Vermont’s progress increasing the percentage of children tested each year has been mixed. After holding steady at approximately 80% for many years, the percentage of 1-year olds tested each year declined steadily from 82% in 2014 to 74% in 2020. While the percentage of 2-year olds tested increased by almost 30% from 2006 to 2014, there was a sharp decline in 2020. The percentage of 2-year olds tested decreased from 72% in 2019 to 64% in 2020. This decline is likely the result of the shutdown that started in March 2020 due to COVID-19.

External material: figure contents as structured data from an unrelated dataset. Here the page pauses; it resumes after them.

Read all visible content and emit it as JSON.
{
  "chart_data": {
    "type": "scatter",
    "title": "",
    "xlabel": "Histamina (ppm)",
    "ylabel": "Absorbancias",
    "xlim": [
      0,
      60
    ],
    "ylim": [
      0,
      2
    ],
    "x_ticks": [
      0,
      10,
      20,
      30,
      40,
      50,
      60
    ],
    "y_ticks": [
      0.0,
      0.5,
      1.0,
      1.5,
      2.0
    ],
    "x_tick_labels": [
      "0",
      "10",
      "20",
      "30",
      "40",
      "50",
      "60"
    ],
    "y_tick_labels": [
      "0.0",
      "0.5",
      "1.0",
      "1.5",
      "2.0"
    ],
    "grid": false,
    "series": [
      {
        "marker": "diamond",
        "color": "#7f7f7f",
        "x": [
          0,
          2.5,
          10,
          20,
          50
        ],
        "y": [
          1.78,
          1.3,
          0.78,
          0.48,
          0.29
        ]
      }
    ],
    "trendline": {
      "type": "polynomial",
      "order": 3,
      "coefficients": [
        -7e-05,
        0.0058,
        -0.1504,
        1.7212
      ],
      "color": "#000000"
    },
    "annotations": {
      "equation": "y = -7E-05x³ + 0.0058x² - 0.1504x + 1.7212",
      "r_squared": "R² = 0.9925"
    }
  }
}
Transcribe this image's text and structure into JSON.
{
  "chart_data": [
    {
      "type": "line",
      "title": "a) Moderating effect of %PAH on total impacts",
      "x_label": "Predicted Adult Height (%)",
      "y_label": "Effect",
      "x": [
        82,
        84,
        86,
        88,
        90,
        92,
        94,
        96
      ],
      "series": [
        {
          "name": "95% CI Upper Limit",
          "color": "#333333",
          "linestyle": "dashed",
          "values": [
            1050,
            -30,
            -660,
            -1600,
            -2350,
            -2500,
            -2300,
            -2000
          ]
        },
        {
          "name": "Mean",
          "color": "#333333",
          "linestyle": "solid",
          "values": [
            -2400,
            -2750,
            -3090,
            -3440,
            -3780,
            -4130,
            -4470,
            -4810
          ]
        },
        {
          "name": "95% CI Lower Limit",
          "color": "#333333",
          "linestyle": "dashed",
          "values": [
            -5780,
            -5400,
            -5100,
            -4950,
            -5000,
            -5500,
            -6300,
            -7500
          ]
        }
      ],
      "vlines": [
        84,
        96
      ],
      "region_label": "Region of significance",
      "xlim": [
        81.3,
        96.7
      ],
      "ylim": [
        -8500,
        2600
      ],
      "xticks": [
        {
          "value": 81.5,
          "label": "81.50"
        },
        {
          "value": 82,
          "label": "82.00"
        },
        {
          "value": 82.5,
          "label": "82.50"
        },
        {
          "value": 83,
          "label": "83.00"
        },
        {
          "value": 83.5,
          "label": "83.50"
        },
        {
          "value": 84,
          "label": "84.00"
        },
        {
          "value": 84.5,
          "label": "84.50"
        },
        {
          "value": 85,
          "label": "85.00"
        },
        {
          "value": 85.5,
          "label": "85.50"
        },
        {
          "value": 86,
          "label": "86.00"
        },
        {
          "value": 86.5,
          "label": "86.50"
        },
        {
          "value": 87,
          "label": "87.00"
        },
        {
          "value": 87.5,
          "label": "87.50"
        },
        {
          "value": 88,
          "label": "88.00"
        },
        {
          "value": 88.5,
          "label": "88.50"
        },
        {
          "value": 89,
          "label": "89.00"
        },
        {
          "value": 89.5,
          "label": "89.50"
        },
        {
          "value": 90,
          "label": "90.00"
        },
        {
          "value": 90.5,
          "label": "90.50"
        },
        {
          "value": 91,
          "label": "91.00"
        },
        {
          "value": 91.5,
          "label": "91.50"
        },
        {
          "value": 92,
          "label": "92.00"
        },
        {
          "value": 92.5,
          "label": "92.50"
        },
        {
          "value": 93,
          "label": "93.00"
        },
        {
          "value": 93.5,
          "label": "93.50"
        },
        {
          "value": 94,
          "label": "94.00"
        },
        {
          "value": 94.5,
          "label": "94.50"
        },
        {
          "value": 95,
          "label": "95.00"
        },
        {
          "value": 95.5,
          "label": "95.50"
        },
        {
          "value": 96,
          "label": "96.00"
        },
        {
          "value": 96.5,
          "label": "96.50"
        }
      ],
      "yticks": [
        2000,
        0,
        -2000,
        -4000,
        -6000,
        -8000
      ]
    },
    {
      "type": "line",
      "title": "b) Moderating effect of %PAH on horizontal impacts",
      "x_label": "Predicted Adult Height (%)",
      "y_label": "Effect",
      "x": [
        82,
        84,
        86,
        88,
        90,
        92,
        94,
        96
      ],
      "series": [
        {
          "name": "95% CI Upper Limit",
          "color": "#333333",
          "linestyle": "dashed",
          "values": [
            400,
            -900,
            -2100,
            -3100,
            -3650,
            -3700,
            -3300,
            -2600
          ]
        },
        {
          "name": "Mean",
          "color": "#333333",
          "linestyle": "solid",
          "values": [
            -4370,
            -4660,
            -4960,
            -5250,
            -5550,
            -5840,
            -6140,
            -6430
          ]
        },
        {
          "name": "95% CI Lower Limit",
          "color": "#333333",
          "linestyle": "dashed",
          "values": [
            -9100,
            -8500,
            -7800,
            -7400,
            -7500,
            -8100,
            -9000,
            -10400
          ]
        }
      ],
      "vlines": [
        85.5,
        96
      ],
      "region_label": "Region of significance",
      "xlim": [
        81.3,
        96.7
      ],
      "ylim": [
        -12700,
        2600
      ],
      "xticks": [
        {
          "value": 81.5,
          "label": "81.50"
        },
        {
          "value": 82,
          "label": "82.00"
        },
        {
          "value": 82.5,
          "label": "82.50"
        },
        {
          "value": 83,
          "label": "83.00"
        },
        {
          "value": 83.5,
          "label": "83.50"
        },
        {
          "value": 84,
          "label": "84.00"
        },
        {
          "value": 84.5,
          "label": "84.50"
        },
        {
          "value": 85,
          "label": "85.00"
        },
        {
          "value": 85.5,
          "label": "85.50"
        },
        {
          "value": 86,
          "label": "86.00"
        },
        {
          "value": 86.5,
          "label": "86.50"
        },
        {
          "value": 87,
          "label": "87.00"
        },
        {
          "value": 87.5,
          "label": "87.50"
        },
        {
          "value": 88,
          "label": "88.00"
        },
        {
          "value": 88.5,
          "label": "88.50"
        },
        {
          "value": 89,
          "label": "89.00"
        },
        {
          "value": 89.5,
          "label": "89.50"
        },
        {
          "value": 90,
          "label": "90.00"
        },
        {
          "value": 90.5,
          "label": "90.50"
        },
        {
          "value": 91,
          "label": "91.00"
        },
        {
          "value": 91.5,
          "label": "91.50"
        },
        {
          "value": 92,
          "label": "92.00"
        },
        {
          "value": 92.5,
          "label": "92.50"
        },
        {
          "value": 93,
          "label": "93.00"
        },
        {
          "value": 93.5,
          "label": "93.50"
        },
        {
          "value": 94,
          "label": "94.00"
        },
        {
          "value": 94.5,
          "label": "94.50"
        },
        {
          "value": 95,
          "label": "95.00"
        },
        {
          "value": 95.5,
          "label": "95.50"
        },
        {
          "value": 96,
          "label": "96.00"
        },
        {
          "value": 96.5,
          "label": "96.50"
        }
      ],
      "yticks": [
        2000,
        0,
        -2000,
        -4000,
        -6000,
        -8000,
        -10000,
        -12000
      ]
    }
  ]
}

Steady progress has been made in reducing the number of children with blood lead levels at or above 5 micrograms per deciliter (μg/dL). From 2006 through 2020, the percentage of 1- and 2-year olds with blood lead levels greater than or equal to 5 μg/dL declined (1-year olds from 19.4% to 5.1%, and 2-year olds from 22.5% to 3.2%). There were 336 children ages 1 and 2 who had a blood lead level greater than or equal to 5 µg/dL. In total, 400 children under the age of 6 had a blood lead level greater than or equal to 5 µg/dL in 2020.
Vermont updated the Blood Lead Testing, Reporting, and Response Rule in September 2020, lowering the State’s definition of an elevated blood lead result from 5 μg/dL to any detected level. Research highlights that there is no safe level of lead and levels at and below 5 µg/dL still impair development. Therefore, any level of lead in the blood is considered elevated.